I pressed her with a follow-up question about those different circumstances.  Did she think that the “masculine” label attached to cyclo-cross and soccer in many countries, a label that isn’t as prevalent in the U.S. for cycling and soccer, present an opportunity for her and other female athletes to excel in these sports?

You know, I think that sport in general in Europe is like that, especially in parts of Belgium if the women are exercising, going out for a run, and if you are like that, they’re like, what are you doing, why aren’t you at home cleaning house and having babies?  So it’s kind of a different mentality.  In the U.S. we’re encouraged to do sport, Title IX is huge, and with obesity being such a problem in the U.S. I think we’re all trying to get kids into more activities sooner. It’s normal for a girl to go out and play with the guys, where in Europe it's not looked on as a normal thing to do and it’s definitely more of a tomboy thing to do.

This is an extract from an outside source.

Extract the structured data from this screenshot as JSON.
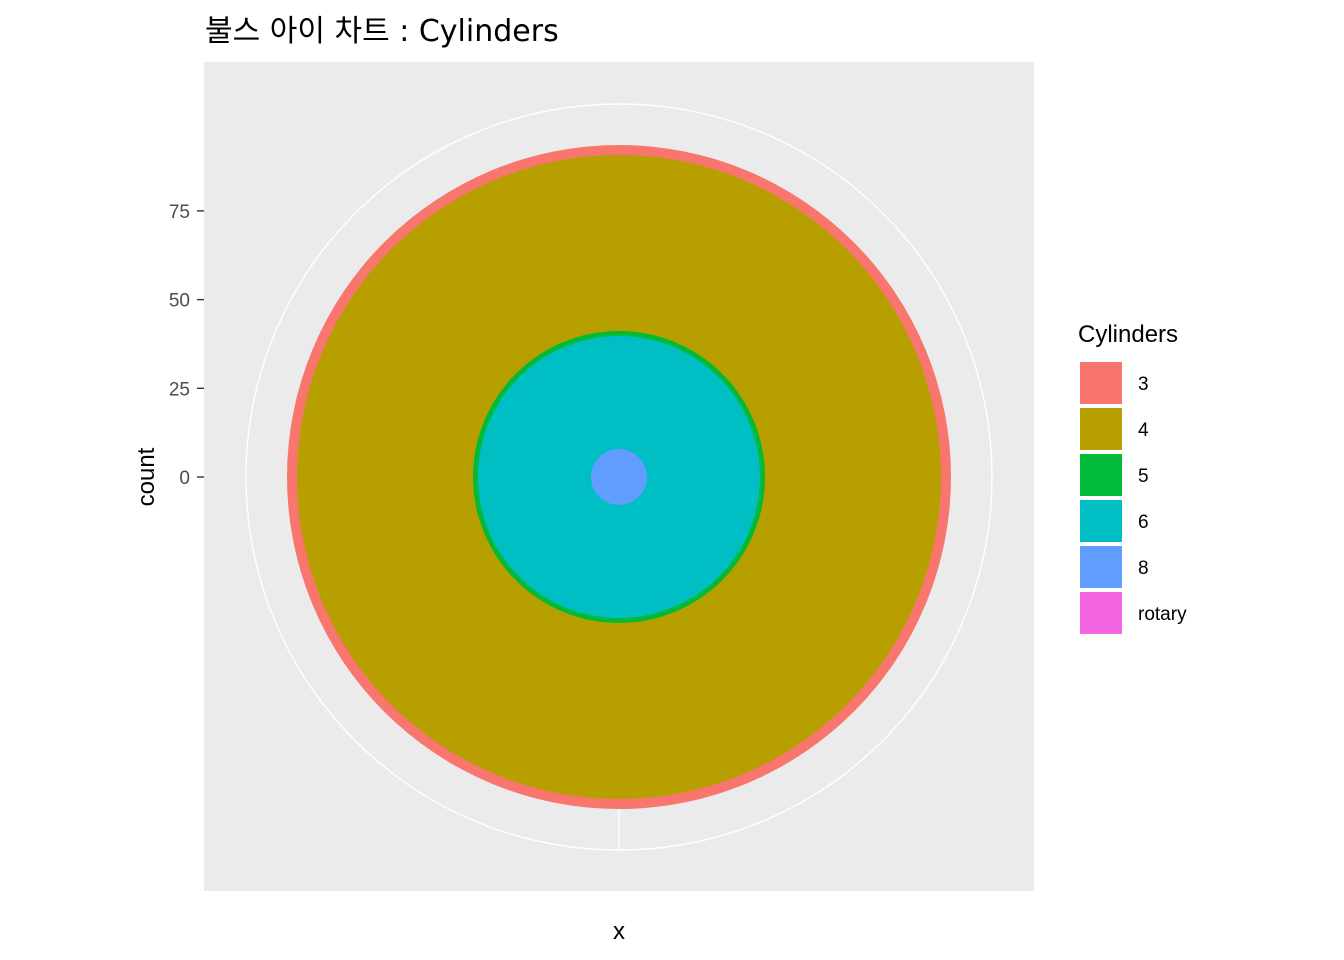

Compton working her ass off in Louisville. Photo by Ian Dille

Here Compton had slipped in another novel argument: Our increasing concern with obesity is creating even more opportunities and encouragement for women to get out and do sports.

She was certainly correct about cyclo-cross women being smart.

Compton is proud of the rise of U.S. women’s athletes to the top of sports that are new to American culture.  She believes this will contribute to raising the overall status of women’s sports and thus sports in general:

I think the more the U.S. (women) athletes do well in sport, go to the Olympics and win medals, get good results and can be both strong and feminine, that will help grow all sports and bring more attention and more media to women’s and ultimately all sports. 

I don’t know Katie Compton. I saw her for the first time this weekend, but I was really struck by the way she handled herself after the race, a race she was expected to win on her home soil.  When asked the inevitable “how do you feel” question she immediately gave all the credit to her opponent and said it was an honor to finish second to such a great rider.

Her class as an athlete, her intelligent answers and the easy manner with which I saw her interacting with race fans, volunteers and the media lead me to believe that she is a fantastic role model for women athletes and an awesome representative for her sport. 

If that counts for anything, cyclo-cross will soon drop the “next” from in front of “big sport.”